In past shows, the sense of Bourdain as Mr. Cool - the ex-junkie chef gone good - has been cultivated with exotic backdrops, knowing glances, and team-ups with people who guide him to places supposedly regarded as the best in town. This episode felt oddly different to us, though as a friend from Chicago suggested, it's illustrative of what a No Reservations show feels like when your city is being visited. In the Rust Belt episode, Bourdain and his single sweater didn't actually stop by any of Buffalo's best places. Instead, the show had a cinematic objective: after that withering introduction, it was going to show the rough parts of three cities in mid-winter, then end each segment on an upbeat note.
Thus, the second-largest city in New York appeared in the third of three segments, described as the "frosty, mostly forgotten end of New York State." Opening his coverage on Buffalo, Bourdain initially made several hopefully insincere references to the person who brought him here, Nelson Starr, as "kind of disturbing" and apparently crazy, punctuated with a slo-mo of Starr calling himself "your biggest fan, man." All in good fun, right? Then, as noted in our prior articles, he stopped by Ulrich's Tavern for some liver dumpling soup and - less than enthusiastically - chicken wings, inexplicably took a snowmobile ride to a pig barbecue, and in his only real local culinary discovery, praised the egg nog and Beef on Weck at Schwabl's. Why Schwabl's? Because "most Buffalonians agree that the best Beef on Weck is to be found at Schwabl's restaurant," he says. Not really, but that doesn't matter, right? It's just television. He then closes the segment with a visit to watch Starr perform at a nightclub, enthusiastically praises both working man Starr and Buffalo's nice people, and exits the club to a gathering of groupies who heard that he was in town. Why did he visit these places? Because he was brought there. That's Buffalo. And that's enough of Buffalo for the show.
As we're familiar with Bourdain's writings and television shows, it's easy to understand why he feels a city like Buffalo merits "Rust Belt" style coverage. Based in Manhattan when he's not roaming the globe or hunting for a house in Vietnam, he is unapologetically in love with an old, pre-Giuliani New York that has been slipping away, and hates modern chains - "TGI McFunster's," among them - which his punk rock TV persona has blamed for sanitizing everything from the former cesspool Times Square to the city's old ethnic neighborhoods. New York may be called "the City of Broken Dreams," but Bourdain thinks it's God's favorite place in America. And sure, the hot dogs may be laughable, but it's a nice enough place to visit.

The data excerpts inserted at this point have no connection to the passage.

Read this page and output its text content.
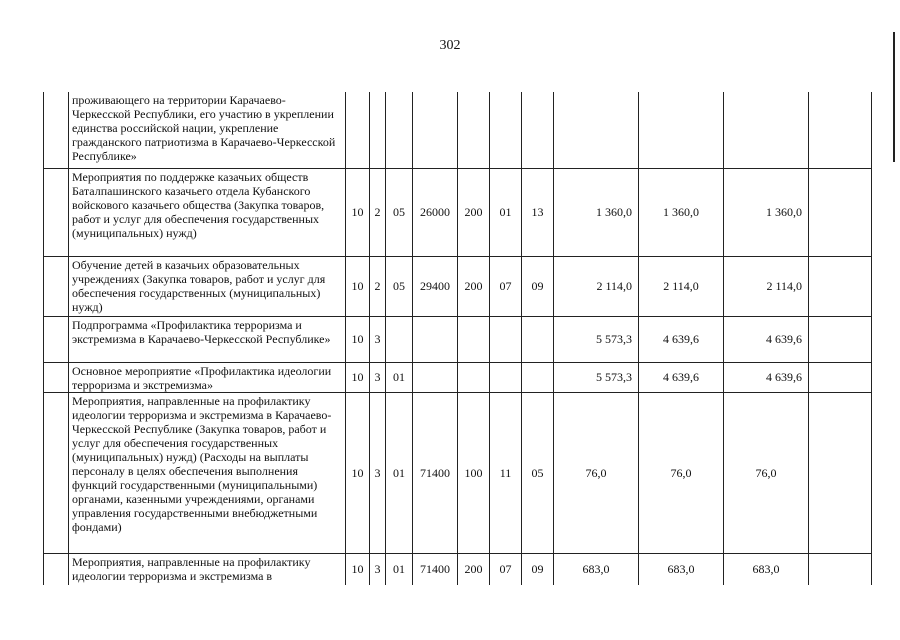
302
	проживающего на территории Карачаево-Черкесской Республики, его участию в укреплении единства российской нации, укрепление гражданского патриотизма в Карачаево-Черкесской Республике»											
	Мероприятия по поддержке казачьих обществ Баталпашинского казачьего отдела Кубанского войскового казачьего общества (Закупка товаров, работ и услуг для обеспечения государственных (муниципальных) нужд)	10	2	05	26000	200	01	13	1 360,0	1 360,0	1 360,0	
	Обучение детей в казачьих образовательных учреждениях (Закупка товаров, работ и услуг для обеспечения государственных (муниципальных) нужд)	10	2	05	29400	200	07	09	2 114,0	2 114,0	2 114,0	
	Подпрограмма «Профилактика терроризма и экстремизма в Карачаево-Черкесской Республике»	10	3						5 573,3	4 639,6	4 639,6	
	Основное мероприятие «Профилактика идеологии терроризма и экстремизма»	10	3	01					5 573,3	4 639,6	4 639,6	
	Мероприятия, направленные на профилактику идеологии терроризма и экстремизма в Карачаево-Черкесской Республике (Закупка товаров, работ и услуг для обеспечения государственных (муниципальных) нужд) (Расходы на выплаты персоналу в целях обеспечения выполнения функций государственными (муниципальными) органами, казенными учреждениями, органами управления государственными внебюджетными фондами)	10	3	01	71400	100	11	05	76,0	76,0	76,0	
	Мероприятия, направленные на профилактику идеологии терроризма и экстремизма в	10	3	01	71400	200	07	09	683,0	683,0	683,0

That said, we wouldn't want to live there. Western New York may share with Baltimore and Detroit "the wreckage of a million Horatio Alger stories," as Bourdain put it in this episode, but Buffalo and its suburbs today are home to hundreds of thousands of happy Americans - ones with big and small success stories of their own. People here get to raise their families in actual homes rather than the apartment complexes Manhattanites scrape for. We have cars, because we want them, love the freedom they bring, and can afford to park them where we live. And we love our food. Buffalo's wings are internationally famous. There are a dozen other local specialties here - food and drink alike - that aren't as well-known, but should be. Plus, we have the best supermarkets in the country, nationally rated as such, and enough money left over in our budgets to actually shop at them.

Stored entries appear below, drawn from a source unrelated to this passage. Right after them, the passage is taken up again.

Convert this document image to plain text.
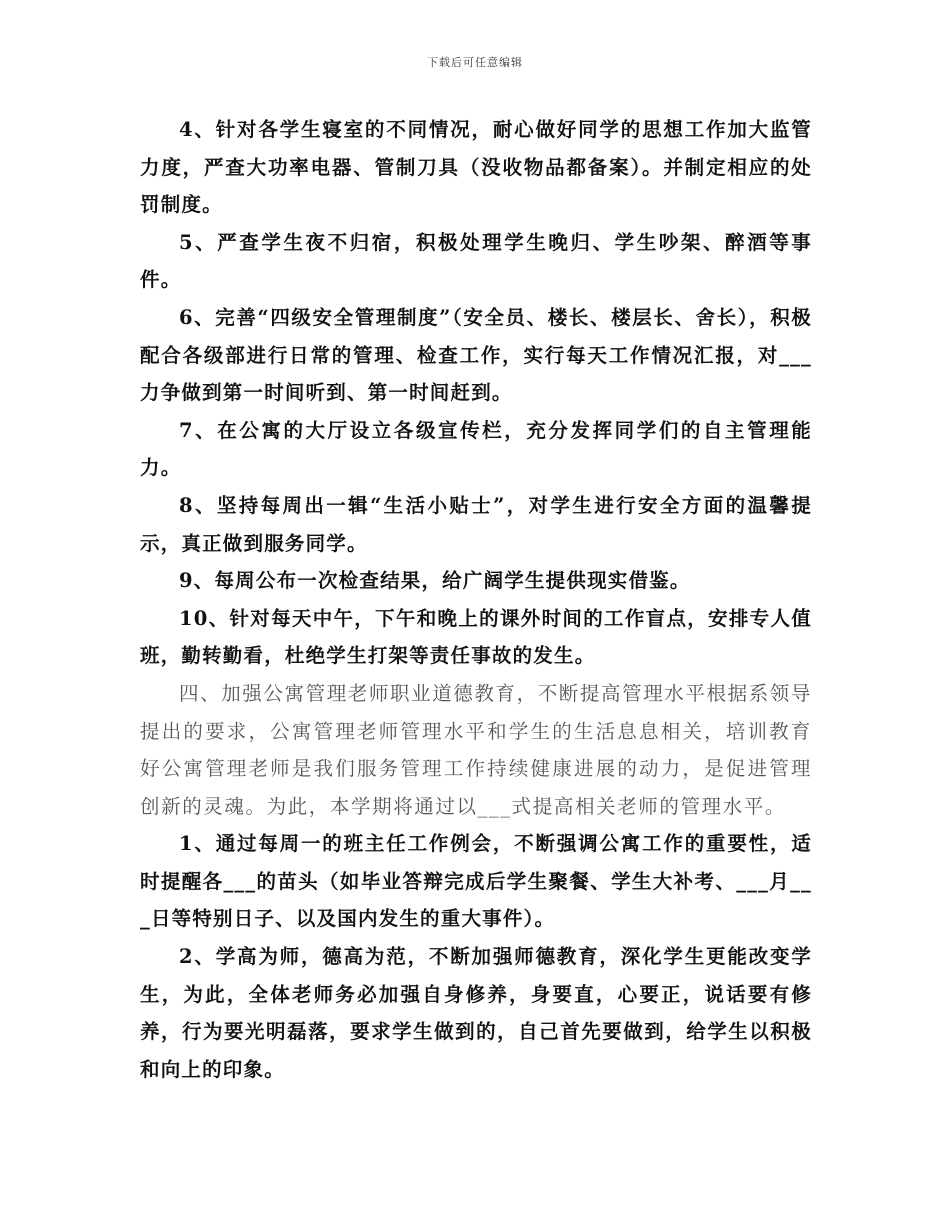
下载后可任意编辑

4、针对各学生寝室的不同情况，耐心做好同学的思想工作加大监管力度，严查大功率电器、管制刀具（没收物品都备案）。并制定相应的处罚制度。

5、严查学生夜不归宿，积极处理学生晚归、学生吵架、醉酒等事件。

6、完善“四级安全管理制度”（安全员、楼长、楼层长、舍长），积极配合各级部进行日常的管理、检查工作，实行每天工作情况汇报，对___力争做到第一时间听到、第一时间赶到。

7、在公寓的大厅设立各级宣传栏，充分发挥同学们的自主管理能力。

8、坚持每周出一辑“生活小贴士”，对学生进行安全方面的温馨提示，真正做到服务同学。

9、每周公布一次检查结果，给广阔学生提供现实借鉴。

10、针对每天中午，下午和晚上的课外时间的工作盲点，安排专人值班，勤转勤看，杜绝学生打架等责任事故的发生。

四、加强公寓管理老师职业道德教育，不断提高管理水平根据系领导提出的要求，公寓管理老师管理水平和学生的生活息息相关，培训教育好公寓管理老师是我们服务管理工作持续健康进展的动力，是促进管理创新的灵魂。为此，本学期将通过以___式提高相关老师的管理水平。

1、通过每周一的班主任工作例会，不断强调公寓工作的重要性，适时提醒各___的苗头（如毕业答辩完成后学生聚餐、学生大补考、___月___日等特别日子、以及国内发生的重大事件）。

2、学高为师，德高为范，不断加强师德教育，深化学生更能改变学生，为此，全体老师务必加强自身修养，身要直，心要正，说话要有修养，行为要光明磊落，要求学生做到的，自己首先要做到，给学生以积极和向上的印象。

Maybe one of these days, Mr. Bourdain, and hopefully sooner rather than later, you'll get a chance to visit again. Perhaps at that point you'll realize that at least one of the cities you visited isn't any more "deeply troubled" than the one you live in. Every city - even yours - has rough neighborhoods. Some are more impacted by them than others. And very few cities are as large as your home. Buffalo is amongst only a handful of American cities that prizes both its indigenous fare and its ethnic restaurants. It also has an appreciation for all things mom and pop that has helped small family businesses to survive here at the same time as they've fallen to the wrecking balls in Manhattan.
So yes, our faith in No Reservations may have been undermined by this episode, but there's good news: we get to wake up in the morning in a place that we love, warts and all. Some might call such enthusiasm apparent craziness. That's probably because they've never lived here. Or maybe they just haven't seen the right places yet.